Arbeitsgericht und Landesarbeitsgericht hatten im Kleinbetrieb mit dieser Kündigung keine Probleme. Die Gerichte waren übereinstimmend der Meinung, Charlotte solle sich den Tag nicht länger von miesepetrig gelaunten Patienten in der Arztpraxis verderben lassen, das Arbeitsverhältnis müsse beendet werden.

Anders das Bundesarbeitsgericht: Das ließ sich den in epischer Breite abgefassten Kündigungstext auf der Zunge zergehen und stolperten dabei über das Wörtchen "pensionsberechtigt".

Wer pensionsberechtigt ist - so die Richter -, der habe einen Rentenanspruch wegen seines Alters. Der Wortlaut des Kündigungsschreibens lasse deshalb vermuten, dass in der angestrebten Beendigung des Arbeitsverhältnisses eine Benachteiligung der klagenden Arzthelferin wegen ihres Alters liege. Unmittelbare Benachteiligungen eines Arbeitnehmers wegen seines Alters sind aber nach dem Allgemeinen Gleichbehandlungsgesetz (AGG) verboten. Der Arbeitgeber habe im Prozess auch nicht bewiesen, dass es entgegen dem Wortlaut des Kündigungsschreibens zwischen dem Alter der Arbeitnehmerin und dem Kündigungsentschluss keinen Zusammenhang gebe. Die Folge: Die Kündigung sei als Altersdiskriminierung wegen Verstoßes gegen das Benachteiligungsverbot aus Paragraf 7 Abs.1 AGG unwirksam, das Arbeitsverhältnis bestehe unverändert fort. 
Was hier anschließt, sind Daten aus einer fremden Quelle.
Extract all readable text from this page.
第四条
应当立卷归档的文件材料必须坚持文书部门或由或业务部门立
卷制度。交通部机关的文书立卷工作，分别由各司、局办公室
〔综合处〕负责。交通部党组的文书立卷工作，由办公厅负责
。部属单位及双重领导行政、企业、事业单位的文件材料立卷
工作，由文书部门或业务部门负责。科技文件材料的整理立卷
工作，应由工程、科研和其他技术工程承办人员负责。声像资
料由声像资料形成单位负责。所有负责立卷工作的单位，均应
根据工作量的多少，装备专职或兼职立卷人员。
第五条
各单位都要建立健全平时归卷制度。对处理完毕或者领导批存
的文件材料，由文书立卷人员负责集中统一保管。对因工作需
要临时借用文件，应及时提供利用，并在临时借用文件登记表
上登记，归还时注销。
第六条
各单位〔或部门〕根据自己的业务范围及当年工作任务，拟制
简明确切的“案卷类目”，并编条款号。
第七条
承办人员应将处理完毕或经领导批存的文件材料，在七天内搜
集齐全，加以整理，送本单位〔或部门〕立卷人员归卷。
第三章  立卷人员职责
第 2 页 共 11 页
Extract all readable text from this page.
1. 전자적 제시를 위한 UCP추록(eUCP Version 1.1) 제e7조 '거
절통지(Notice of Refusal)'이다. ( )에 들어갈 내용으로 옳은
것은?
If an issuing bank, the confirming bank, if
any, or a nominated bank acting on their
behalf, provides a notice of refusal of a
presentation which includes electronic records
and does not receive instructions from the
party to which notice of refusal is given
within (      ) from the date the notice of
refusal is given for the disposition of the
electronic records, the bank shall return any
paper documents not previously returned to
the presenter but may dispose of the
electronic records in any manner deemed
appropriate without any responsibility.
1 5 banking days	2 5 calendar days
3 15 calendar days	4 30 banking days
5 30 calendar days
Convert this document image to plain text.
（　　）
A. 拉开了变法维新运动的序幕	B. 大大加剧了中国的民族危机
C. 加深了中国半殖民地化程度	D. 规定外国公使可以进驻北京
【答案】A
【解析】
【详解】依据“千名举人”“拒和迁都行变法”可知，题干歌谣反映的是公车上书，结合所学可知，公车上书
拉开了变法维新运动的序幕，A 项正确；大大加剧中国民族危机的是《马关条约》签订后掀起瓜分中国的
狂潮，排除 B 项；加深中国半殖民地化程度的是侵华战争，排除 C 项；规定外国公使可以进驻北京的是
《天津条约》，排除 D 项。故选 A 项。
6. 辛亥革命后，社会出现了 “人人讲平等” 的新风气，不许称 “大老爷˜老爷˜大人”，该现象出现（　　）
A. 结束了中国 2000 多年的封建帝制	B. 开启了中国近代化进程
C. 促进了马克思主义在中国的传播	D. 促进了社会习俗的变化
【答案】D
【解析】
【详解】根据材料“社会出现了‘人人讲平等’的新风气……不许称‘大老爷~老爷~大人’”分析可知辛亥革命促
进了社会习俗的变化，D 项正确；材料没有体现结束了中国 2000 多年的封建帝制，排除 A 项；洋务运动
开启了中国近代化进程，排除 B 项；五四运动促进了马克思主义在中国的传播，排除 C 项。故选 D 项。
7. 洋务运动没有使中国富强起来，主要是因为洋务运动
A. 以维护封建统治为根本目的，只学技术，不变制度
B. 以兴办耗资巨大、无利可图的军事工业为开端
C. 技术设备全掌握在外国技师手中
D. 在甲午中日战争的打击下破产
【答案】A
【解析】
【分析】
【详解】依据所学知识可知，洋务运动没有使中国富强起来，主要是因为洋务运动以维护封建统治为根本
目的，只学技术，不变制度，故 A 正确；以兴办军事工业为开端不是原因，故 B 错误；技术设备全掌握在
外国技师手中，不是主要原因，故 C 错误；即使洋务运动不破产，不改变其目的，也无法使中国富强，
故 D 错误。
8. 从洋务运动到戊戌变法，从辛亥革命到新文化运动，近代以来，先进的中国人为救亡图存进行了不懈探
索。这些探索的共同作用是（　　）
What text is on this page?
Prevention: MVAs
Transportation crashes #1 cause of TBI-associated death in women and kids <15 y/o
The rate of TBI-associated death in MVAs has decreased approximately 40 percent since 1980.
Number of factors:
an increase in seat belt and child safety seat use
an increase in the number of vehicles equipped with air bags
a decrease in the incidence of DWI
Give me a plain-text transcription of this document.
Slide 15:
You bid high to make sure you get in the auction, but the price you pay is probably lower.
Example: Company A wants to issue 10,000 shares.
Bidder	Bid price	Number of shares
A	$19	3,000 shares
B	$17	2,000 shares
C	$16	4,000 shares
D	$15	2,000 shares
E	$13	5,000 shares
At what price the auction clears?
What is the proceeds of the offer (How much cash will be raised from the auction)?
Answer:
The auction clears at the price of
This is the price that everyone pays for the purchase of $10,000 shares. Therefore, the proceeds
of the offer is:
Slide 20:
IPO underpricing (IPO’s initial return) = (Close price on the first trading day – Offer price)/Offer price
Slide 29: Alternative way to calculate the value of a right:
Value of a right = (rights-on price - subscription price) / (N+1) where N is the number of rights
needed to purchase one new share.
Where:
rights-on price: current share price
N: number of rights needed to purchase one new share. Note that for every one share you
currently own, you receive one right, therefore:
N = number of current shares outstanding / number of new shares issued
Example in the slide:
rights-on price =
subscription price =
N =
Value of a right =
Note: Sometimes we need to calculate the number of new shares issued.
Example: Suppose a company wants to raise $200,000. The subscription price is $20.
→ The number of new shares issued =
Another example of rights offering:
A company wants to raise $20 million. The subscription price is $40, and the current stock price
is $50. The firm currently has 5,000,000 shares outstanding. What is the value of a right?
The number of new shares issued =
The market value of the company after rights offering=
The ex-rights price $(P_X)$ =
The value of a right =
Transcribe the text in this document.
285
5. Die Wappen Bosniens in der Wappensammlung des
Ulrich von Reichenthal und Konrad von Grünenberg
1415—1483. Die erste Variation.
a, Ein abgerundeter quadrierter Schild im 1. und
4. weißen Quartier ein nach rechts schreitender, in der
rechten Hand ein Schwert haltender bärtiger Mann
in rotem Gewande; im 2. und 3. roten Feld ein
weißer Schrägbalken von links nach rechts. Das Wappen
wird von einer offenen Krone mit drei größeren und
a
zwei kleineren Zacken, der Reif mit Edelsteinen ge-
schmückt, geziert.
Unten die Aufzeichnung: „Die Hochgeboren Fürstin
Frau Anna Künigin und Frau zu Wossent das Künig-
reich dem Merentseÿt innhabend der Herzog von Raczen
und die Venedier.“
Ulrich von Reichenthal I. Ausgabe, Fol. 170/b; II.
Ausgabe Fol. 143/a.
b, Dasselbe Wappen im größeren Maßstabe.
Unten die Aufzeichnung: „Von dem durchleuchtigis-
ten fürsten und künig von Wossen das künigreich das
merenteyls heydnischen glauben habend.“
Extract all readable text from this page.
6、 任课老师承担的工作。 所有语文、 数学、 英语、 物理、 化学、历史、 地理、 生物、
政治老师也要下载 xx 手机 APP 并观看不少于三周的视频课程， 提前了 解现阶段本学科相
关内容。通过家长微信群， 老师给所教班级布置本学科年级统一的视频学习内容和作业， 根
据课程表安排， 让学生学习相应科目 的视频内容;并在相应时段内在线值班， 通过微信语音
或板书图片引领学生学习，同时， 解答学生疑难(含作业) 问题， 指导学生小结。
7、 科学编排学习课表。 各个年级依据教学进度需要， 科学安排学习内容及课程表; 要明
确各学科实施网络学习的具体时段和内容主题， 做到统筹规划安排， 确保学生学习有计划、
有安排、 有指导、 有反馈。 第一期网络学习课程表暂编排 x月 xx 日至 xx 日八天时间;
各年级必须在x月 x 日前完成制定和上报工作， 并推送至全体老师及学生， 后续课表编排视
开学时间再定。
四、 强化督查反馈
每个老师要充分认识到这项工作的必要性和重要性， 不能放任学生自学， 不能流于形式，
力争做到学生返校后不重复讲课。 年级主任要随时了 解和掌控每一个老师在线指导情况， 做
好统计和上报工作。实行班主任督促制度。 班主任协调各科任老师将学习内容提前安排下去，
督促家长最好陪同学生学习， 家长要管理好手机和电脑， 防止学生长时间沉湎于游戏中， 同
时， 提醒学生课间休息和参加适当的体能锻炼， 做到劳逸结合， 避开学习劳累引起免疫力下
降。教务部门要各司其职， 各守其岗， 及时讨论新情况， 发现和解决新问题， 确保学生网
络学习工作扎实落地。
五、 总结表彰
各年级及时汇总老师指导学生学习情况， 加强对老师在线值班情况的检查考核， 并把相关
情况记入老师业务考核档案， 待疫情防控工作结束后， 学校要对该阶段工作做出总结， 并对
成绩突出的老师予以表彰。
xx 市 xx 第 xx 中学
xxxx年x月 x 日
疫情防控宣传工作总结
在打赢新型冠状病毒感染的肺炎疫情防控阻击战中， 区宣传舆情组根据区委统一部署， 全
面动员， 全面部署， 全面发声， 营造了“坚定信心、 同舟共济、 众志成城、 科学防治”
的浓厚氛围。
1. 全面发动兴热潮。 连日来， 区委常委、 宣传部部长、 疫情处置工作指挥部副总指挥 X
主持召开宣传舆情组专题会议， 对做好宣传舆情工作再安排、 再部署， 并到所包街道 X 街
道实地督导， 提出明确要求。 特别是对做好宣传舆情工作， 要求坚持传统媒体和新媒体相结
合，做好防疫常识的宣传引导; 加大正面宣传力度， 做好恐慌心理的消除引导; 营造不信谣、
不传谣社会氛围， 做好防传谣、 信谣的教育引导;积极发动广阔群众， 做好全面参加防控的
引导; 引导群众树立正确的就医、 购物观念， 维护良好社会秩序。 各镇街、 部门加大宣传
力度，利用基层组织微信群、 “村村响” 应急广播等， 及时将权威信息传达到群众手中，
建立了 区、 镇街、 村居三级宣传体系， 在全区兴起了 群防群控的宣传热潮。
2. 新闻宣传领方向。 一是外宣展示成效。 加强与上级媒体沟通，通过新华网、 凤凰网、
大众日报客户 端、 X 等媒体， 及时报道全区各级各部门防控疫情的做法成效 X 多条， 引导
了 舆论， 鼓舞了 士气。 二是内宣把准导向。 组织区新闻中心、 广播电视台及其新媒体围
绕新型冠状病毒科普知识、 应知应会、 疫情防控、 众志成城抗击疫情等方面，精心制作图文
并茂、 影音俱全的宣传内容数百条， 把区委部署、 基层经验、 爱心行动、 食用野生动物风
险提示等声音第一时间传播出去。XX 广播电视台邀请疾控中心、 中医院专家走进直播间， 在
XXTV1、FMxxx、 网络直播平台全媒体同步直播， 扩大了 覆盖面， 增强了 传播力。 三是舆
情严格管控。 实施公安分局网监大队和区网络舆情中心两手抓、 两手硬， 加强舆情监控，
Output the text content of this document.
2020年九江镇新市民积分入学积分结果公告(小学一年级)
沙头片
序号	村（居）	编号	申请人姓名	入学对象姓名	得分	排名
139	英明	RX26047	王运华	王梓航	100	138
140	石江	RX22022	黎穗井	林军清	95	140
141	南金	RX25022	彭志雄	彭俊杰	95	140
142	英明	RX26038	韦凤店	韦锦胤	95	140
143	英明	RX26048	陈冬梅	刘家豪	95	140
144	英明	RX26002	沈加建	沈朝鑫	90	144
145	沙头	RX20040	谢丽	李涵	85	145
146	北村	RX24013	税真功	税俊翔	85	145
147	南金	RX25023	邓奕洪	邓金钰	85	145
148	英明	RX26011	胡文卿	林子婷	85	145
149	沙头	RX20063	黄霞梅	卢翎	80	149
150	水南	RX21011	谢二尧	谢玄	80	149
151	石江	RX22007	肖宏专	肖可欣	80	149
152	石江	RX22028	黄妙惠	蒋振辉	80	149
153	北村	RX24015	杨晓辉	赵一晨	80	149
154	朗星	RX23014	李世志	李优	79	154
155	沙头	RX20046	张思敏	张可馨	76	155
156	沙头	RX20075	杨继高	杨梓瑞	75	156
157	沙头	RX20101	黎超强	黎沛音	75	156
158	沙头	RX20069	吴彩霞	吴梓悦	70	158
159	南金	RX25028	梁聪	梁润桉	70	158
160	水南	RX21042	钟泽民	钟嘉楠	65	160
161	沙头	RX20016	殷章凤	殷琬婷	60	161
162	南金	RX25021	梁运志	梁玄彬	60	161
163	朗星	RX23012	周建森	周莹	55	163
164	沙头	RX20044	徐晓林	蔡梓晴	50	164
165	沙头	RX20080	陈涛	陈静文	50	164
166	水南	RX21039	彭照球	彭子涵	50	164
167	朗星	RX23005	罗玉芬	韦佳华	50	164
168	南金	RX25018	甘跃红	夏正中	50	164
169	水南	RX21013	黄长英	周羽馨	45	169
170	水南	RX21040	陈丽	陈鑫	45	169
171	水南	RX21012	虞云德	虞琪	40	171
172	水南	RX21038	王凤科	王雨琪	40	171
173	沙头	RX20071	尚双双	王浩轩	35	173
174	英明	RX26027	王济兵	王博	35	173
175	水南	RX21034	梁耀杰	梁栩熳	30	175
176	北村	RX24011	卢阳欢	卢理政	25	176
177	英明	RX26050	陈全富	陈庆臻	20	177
Das sitzt und wird für die Gemeinschaftspraxis bestimmt teuer - müssen die Ärzte ihre Arzthelferin doch auf unabsehbare Zeit weiter bezahlen. Dazu wäre es sicher nicht gekommen, hätten die Mediziner ihr Kündigungsschreiben nicht zum Erlebnisaufsatz gemacht. Deshalb spricht ja schon der Volksmund: Reden ist Silber, Schweigen ist Gold.